'HOME'
(Sat on own in a quiet room)
As I sit here I feel like myself, I can do and say what I want and it won't
hurt anyone, [looks away] except myself.
(Fade to black)
(Sat in bedroom in the dark)
Sitting up here gives me time and space to think. I like thinking, can't
help thinking; saves me from hearing her day over and over. She doesn't
listen to me; never does, never has.
Don't know my dad he left when I was two or three. Don't know where he
lives, if he's alive. Not allowed any contact, always been like that.
[Looks outside] Schools good. I look at 'normal' families and wonder what
it's like to have someone who cares about you. I see other kids playing, I
think about going.
(Fade to black)
(Pitch black. Middle of the night. Small amount of light from window)
Couldn't sleep.
We have to move I don't understand what's going on. She won't tell me.
I have a bad feeling.
(Fade to black)
(In bedroom)
I kept asking her why we have to move. She says, "because we have to; now
don't ask any more."
I hate it when she's not honest. I know something's wrong.
But what?
[Starts to cry]
(Fade to black)
(In bedroom)
When I came home from school she said we have somewhere else to live and
we're moving tomorrow.
What? Where? Why? I asked all she said was get packing.
So here I am. Just finished packing. That's my life [Nods towards one black
bin bag] there.
(Fade to black)
(Strange new room, New home)
Well, this is it. One room; shared bathroom in a council hostel. This means
I can't get away from her. It's plain, boring; looks dirty and has a musty,
mining smell.
I have nothing here.
(Fade to black)
("Home")
Been here two weeks. Not as bad as could be. I don't talk to anyone; barely
talk to her, she goes about each day as if nothings changed [pauses] but it
has.
I can't talk to anyone, I don't trust anyone.
I have to do everything. I hate it.
(Fade to black)
(Small office, open, light)
School doesn't know I've moved. School doesn't know a lot of things about
me. What do they know? They know I'm an only child, who lives with a single
mother.
[Focus on folder on table]
That's my school record. I'm not normally bad, [pause] they're calling
mother in. I hit a kid, and they want to get to the bottom of it.
(Fade to black)
(Another strange room)
I'd been waiting for about an hour, when a police car pulled round to the
main entrance. I didn't think anything of it. Another fifteen minuets past
when they came out with my teacher, they were headed towards me.
"What have I done? What's going on?" were the questions running through my
head as they approached.
They took me back into school to tell me they had some bad news.

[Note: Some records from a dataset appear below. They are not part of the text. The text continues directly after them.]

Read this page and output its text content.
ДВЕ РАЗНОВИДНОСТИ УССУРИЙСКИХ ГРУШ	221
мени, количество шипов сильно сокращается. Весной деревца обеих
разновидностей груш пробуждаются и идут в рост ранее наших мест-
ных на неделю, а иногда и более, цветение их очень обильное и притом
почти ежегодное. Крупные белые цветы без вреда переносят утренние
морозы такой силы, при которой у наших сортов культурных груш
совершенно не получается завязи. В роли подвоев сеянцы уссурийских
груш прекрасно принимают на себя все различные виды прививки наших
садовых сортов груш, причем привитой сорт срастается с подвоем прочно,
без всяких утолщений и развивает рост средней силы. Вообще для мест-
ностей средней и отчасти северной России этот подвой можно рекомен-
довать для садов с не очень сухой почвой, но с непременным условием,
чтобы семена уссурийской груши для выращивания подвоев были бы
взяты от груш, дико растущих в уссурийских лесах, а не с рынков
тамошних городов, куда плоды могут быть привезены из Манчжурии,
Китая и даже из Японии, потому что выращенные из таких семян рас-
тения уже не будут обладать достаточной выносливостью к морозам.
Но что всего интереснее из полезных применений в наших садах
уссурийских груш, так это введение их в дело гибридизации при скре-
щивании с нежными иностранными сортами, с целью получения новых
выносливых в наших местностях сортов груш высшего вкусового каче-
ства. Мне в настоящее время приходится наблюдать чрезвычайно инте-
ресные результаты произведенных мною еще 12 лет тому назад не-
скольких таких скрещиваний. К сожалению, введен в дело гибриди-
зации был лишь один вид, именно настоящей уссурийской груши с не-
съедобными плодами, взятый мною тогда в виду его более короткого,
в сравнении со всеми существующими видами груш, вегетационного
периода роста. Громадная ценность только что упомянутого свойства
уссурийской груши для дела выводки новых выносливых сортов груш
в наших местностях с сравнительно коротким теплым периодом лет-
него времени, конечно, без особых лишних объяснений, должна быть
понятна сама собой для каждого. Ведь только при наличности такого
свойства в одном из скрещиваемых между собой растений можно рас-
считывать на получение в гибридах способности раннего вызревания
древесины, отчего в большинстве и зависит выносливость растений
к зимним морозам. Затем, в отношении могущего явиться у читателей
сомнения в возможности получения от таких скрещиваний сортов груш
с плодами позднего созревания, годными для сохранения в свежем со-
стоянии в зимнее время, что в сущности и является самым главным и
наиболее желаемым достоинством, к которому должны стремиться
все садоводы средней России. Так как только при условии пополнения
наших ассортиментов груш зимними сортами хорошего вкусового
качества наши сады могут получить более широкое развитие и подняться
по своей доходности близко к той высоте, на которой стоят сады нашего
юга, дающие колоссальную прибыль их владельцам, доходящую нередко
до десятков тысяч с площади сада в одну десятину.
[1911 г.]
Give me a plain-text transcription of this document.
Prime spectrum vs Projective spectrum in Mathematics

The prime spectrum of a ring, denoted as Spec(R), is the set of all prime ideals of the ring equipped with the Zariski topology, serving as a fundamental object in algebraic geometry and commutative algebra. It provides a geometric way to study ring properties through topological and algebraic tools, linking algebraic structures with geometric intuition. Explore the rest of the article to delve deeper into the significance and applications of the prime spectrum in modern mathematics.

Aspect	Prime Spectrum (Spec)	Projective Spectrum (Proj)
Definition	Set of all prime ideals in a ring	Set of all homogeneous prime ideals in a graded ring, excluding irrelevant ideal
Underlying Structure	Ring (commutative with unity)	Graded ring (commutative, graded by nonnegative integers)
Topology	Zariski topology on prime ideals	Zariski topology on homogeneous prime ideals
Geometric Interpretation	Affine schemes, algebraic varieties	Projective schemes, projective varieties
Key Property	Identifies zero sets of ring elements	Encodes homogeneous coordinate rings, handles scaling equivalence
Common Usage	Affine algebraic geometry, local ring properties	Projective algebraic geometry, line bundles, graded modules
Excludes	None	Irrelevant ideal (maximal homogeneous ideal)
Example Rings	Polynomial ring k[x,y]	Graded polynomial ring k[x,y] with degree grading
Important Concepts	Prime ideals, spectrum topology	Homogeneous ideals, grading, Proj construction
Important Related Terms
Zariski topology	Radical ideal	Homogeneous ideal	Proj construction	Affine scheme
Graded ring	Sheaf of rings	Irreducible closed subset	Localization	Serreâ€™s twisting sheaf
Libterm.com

The policewoman was very kind to me. She said I wasn't alone and people can
help, and people know how I feel. But how can someone know how I feel, they
are not ME.
(Fade to black)
(In new bedroom)
When I'm supposed to be doing homework I just stare out of the window into
the big wide world.
(Fade to black)
(Staring out of the bedroom window)
This is what I do most of the time; well at least I have someone who cares
for me. I was invited to a party today, I do have some friends now but they
don't know the real me.
(Fade to black)
(Dim light. Early morning. By railway track. No one on set only the voice)
Today is my day.
The day you die
Is the day you die inside.
Do you ever stop to notice
What you did inside
That person or this person.
Think about it,
The answer's no
I guess.
There was no point to my life
I had already died.
I died the day she killed herself.
I guess daughters do follow
In their mother's footsteps.
I know I won't be remembered
As me.
No one knew me.
They knew no one.
Watching people as I write this they don't know what I am about to do.